We searched the Cochrane Stroke Group Trials Register (November 2010), the Cochrane Central Register of Controlled Trials (CENTRAL) (The Cochrane Library, November 2009), PubMed (1965 to November 2009), EMBASE (1980 to November 2009), CINAHL (1982 to November 2009), PsycINFO (1872 to November 2009), Scopus (1996 to November 2009), Web of Science (1955 to November 2009), the Physiotherapy Evidence Database (PEDro), CIRRIE, REHABDATA, ongoing trials registers, and also handsearched relevant journals and searched reference lists.

Selection criteria: 

Randomised controlled trials involving adults with stroke who had deficits in upper extremity function.

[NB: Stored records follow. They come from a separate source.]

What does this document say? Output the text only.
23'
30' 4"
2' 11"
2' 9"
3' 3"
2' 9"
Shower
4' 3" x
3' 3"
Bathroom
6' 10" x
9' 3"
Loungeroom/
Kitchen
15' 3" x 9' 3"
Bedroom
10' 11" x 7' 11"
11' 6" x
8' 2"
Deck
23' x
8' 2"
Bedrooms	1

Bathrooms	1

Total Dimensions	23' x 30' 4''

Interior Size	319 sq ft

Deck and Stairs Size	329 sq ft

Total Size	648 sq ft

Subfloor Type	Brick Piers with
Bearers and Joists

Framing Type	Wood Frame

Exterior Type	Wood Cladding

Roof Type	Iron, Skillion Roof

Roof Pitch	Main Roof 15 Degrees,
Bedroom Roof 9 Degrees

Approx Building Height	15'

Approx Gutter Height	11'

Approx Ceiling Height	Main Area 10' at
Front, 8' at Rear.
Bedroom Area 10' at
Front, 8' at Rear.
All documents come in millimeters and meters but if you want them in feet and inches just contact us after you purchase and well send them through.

Data collection and analysis: 

Two review authors independently selected trials for inclusion. We considered the primary outcome to be the ability of the arm to be used for appropriate tasks (i.e. arm function).

Main results: 

We included six studies involving 119 participants. We combined studies that evaluated MP in addition to another treatment versus the other treatment alone. Mental practice in combination with other treatment appears more effective in improving upper extremity function than the other treatment alone (Z = 3.48, P = 0.0005; standardised mean difference (SMD) 1.37; 95% confidence interval (CI) 0.60 to 2.15). We attempted subgroup analyses, based on time since stroke and dosage of MP; however, numbers in each group were small. We evaluated the quality of the evidence with the PEDro scale, ranging from 6 to 9 out of 10; we determined the GRADE score to be moderate.